No entanto, os primeiros capítulos da evolução dos macacos – a divergência dos macacos do Velho Mundo e a diversificação inicial da linhagem dos macacos – permaneceram um pouco mais obscuros. Embora alguns fósseis de macacos primitivos, como o Proconsul, tenham sido encontrados na África Oriental, a idade e as características anatómicas do Masripithecus sugerem uma linhagem anterior ou paralela a estes, originária de uma localização geográfica diferente.

“A história da África Oriental é extremamente importante para a evolução humana, especialmente a partir dos últimos 7 milhões de anos”, explica o Dr. “Mas para a questão muito mais antiga de onde os primeiros macacos surgiram e se diversificaram, o Masripithecus obriga-nos a alargar a nossa pesquisa e a reconsiderar o papel de todo o continente, especialmente as suas regiões setentrionais.” Durante a época do Mioceno, esta região teria sido caracterizada por florestas tropicais exuberantes e ecossistemas diversos, fornecendo amplos recursos para a evolução das populações de primatas.

Esta mudança de foco pode significar que as primeiras populações de macacos se diversificaram numa área geográfica mais ampla, com migrações subsequentes levando às linhagens que vemos hoje.

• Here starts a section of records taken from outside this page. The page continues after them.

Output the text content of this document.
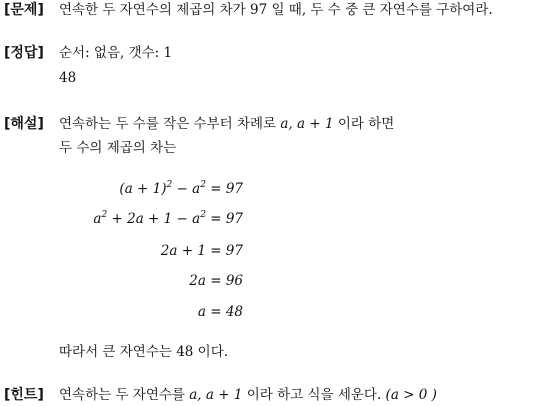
[문제] 연속한 두 자연수의 제곱의 차가 97 일 때, 두 수 중 큰 자연수를 구하여라.
[정답] 순서: 없음, 갯수: 1
48
[해설] 연속하는 두 수를 작은 수부터 차례로 a, a + 1 이라 하면
두 수의 제곱의 차는
$(a + 1)^2 - a^2 = 97$
$a^2 + 2a + 1 - a^2 = 97$
2a + 1 = 97
2a = 96
a = 48
따라서 큰 자연수는 48 이다.
[힌트] 연속하는 두 자연수를 a, a + 1 이라 하고 식을 세운다. (a > 0 )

Isso abre a porta para a possibilidade de que algumas das primeiras formas de macacos possam ter se originado no norte da África, talvez até migrando para o sul, para a África Oriental, ou para o leste, em direção à Ásia, à medida que as condições ambientais mudaram ao longo de milhões de anos.

O caminho a seguir: areias movediças da pesquisa

A descoberta de Masripithecus marca não um fim, mas um novo começo para a pesquisa paleoantropológica. Os cientistas apelam agora à intensificação das escavações em todo o norte de África, incluindo regiões como a Líbia, o Sudão e até mesmo partes da Península Arábica, para descobrir mais provas destes ancestrais dos primatas.

“Precisamos revisitar as coleções de fósseis existentes e aplicar novas técnicas analíticas, bem como procurar ativamente novos locais”, insta o Professor El-Sayed. “A história das nossas origens está longe de estar completa, e Masripithecus acaba de revelar um novo capítulo emocionante, levando-nos a olhar para onde talvez não tivéssemos olhado com atenção antes.”

A comunidade científica está fervilhando com as implicações, entendendo que este antigo macaco egípcio pode ser a chave para desvendar as verdadeiras raízes geográficas e evolutivas de todos os macacos modernos, remodelando para sempre a árvore genealógica dos primatas.